WATCH: Rafiq Tagi in the hospital following surgery. (Video: RFE/RL's Azerbaijani Service)


BAKU -- Azerbaijan's authorities have launched criminal proceedings into the attack against prominent writer and journalist Rafiq Tagi.

RFE/RL's Azerbaijani Service reported that Tagi remained in the hospital after being knifed on his way home late on November 19 in Baku.

The writer's wife and son gave testimony to the police. Tagi's relatives said he had at least five knife wounds to his back and neck, while a doctor said there were six stab wounds.

Following four hours of surgery, a doctor at the hospital was quoted as saying Tagi's injuries were no longer life-threatening. He has two broken ribs, injuries to his stomach and diaphragm, and his spleen was removed.
Rafiq Tagi
Rafiq Tagi
Following the surgery, Tagi explained to journalists through gestures that he had been attacked by one person.

Writer Shahbaz Xuduoglu told RFE/RL's Azerbaijani Service that the attack was partially thwarted by a book that Tagi pressed against his chest.

"The knife touched the book but couldn’t reach his heart," Xuduoglu said. "Certainly, it’s an attempt to end his life. The attacker’s purpose was to kill him. It was an organized attack."

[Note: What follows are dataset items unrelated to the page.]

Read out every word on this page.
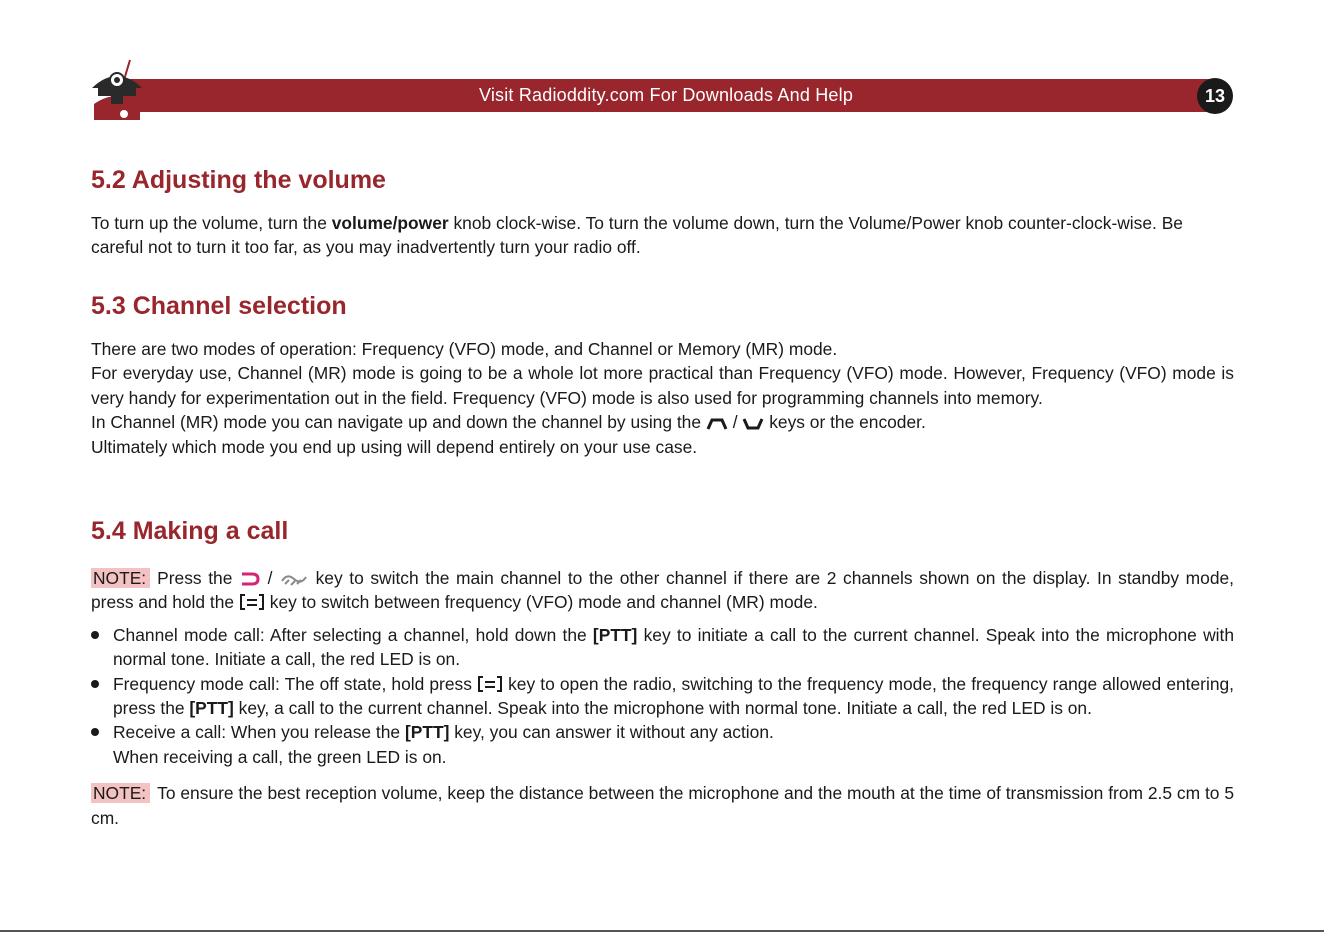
Visit Radioddity.com For Downloads And Help	13
5.2 Adjusting the volume

To turn up the volume, turn the volume/power knob clock-wise. To turn the volume down, turn the Volume/Power knob counter-clock-wise. Be careful not to turn it too far, as you may inadvertently turn your radio off.

5.3 Channel selection

There are two modes of operation: Frequency (VFO) mode, and Channel or Memory (MR) mode.

For everyday use, Channel (MR) mode is going to be a whole lot more practical than Frequency (VFO) mode. However, Frequency (VFO) mode is very handy for experimentation out in the field. Frequency (VFO) mode is also used for programming channels into memory.

In Channel (MR) mode you can navigate up and down the channel by using the  /  keys or the encoder.

Ultimately which mode you end up using will depend entirely on your use case.

5.4 Making a call

NOTE: Press the  /  key to switch the main channel to the other channel if there are 2 channels shown on the display. In standby mode, press and hold the  key to switch between frequency (VFO) mode and channel (MR) mode.

Channel mode call: After selecting a channel, hold down the [PTT] key to initiate a call to the current channel. Speak into the microphone with normal tone. Initiate a call, the red LED is on.
Frequency mode call: The off state, hold press  key to open the radio, switching to the frequency mode, the frequency range allowed entering, press the [PTT] key, a call to the current channel. Speak into the microphone with normal tone. Initiate a call, the red LED is on.
Receive a call: When you release the [PTT] key, you can answer it without any action.
When receiving a call, the green LED is on.

NOTE: To ensure the best reception volume, keep the distance between the microphone and the mouth at the time of transmission from 2.5 cm to 5 cm.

In 2007, a district court in Baku sentenced Tagi to three years in jail for an article printed in 2006 that was deemed to be critical of Islam and the Prophet Muhammad.

The editor in chief of the "Sanat" newspaper in which the article appeared, Samir Sadagatoglu, was also sentenced to four years in prison. Both were released by presidental pardon later that year.
The article also prompted an Iranian cleric, Grand Ayatollah Fazel Lankarani, to place a fatwa on Tagi, calling for his death.

Baba Veziroglu, another of Tagi's colleagues, told RFE/RL that he sees no motive for the attack.

"If the incident took place some years ago, I would have some suppositions," Veziroglu said. "But he has not written any controversial article recently. I think it is a mere hooliganism."